Paper, Tags: #audio
Modern text-to-speech (TTS) pipelines have many processing stages, and each is learnt independently. These include text normalisation, aligned linguistic featuriation, mel-spectrogram synthesis, nad raw audio waveform synthesis. They often require supervision at each stage, sometimes expensive ground truth annotations to guide the outputs of each stage, and sequential training of the stages.
In this paper we learn to synthesise speech from normalised text on an end-to-end manner. Our models operate directly on character or phoneme input sequences, and produce raw speech audio outputs. Output samples can be found here. We propose EATS, end-to-end adversarial text-to-speech - generative models for TTS trained adversarially. The intermediate bottlenecks are eliminated.
Our model has two high-level submodules: the aligner processes the raw input sequence and produces low-frequency (200Hz) aligned features in its own learnt, abstract feature space. It predicts the duration of each input token. These features are input to the decoder, which upsamples the features by 1D convolutions to produce 24kHz audio waveforms.
We are inspired by GAN-TTS, we employ its generator as the decoder in our model but instead of up-sampling pre-computed linguistic features, its input comes from the aligner block. We make it speaker-conditional by feeding in a speaker embedding. We also adopt the multiple random window discrimination (RWDs) from GAN-TTS.

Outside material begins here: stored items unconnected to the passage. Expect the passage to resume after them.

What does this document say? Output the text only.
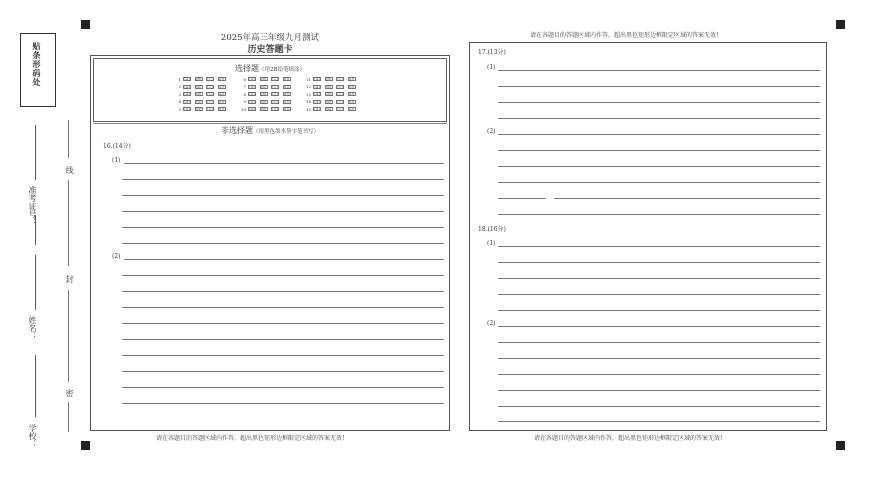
贴条形码处
准考证号：
姓名：
学校：
线
封
密
2025年高三年级九月测试
历史答题卡
选择题（用2B铅笔填涂）
1 [A]	[B]	[C]	[D]
2 [A]	[B]	[C]	[D]
3 [A]	[B]	[C]	[D]
4 [A]	[B]	[C]	[D]
5 [A]	[B]	[C]	[D]
6 [A]	[B]	[C]	[D]
7 [A]	[B]	[C]	[D]
8 [A]	[B]	[C]	[D]
9 [A]	[B]	[C]	[D]
10 [A]	[B]	[C]	[D]
11 [A]	[B]	[C]	[D]
12 [A]	[B]	[C]	[D]
13 [A]	[B]	[C]	[D]
14 [A]	[B]	[C]	[D]
15 [A]	[B]	[C]	[D]
非选择题（用黑色墨水签字笔书写）
16.(14分)
(1)
(2)
17.(13分)
(1)
(2)
18.(16分)
(1)
(2)
请在各题目的答题区域内作答，超出黑色矩形边框限定区域的答案无效!
请在各题目的答题区域内作答，超出黑色矩形边框限定区域的答案无效!	请在各题目的答题区域内作答，超出黑色矩形边框限定区域的答案无效!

Our model does not rely on autoregressive sampling or teacher forcing, avoiding issues like exposure bias and reduced parallelism at inference time. There is a gap between the fidelity of the speech produced by our method and the state-of-the-art systems, we believe that the end-to-end problem setup is a promising avenue for future advancements and research in text-to-speech. Our current approach does not attempt to address the text normalisation and phonemisation problems, we rely on a separate, fixed system for these aspects. a fully end-to-end TTS system should operate on unnormalised raw text.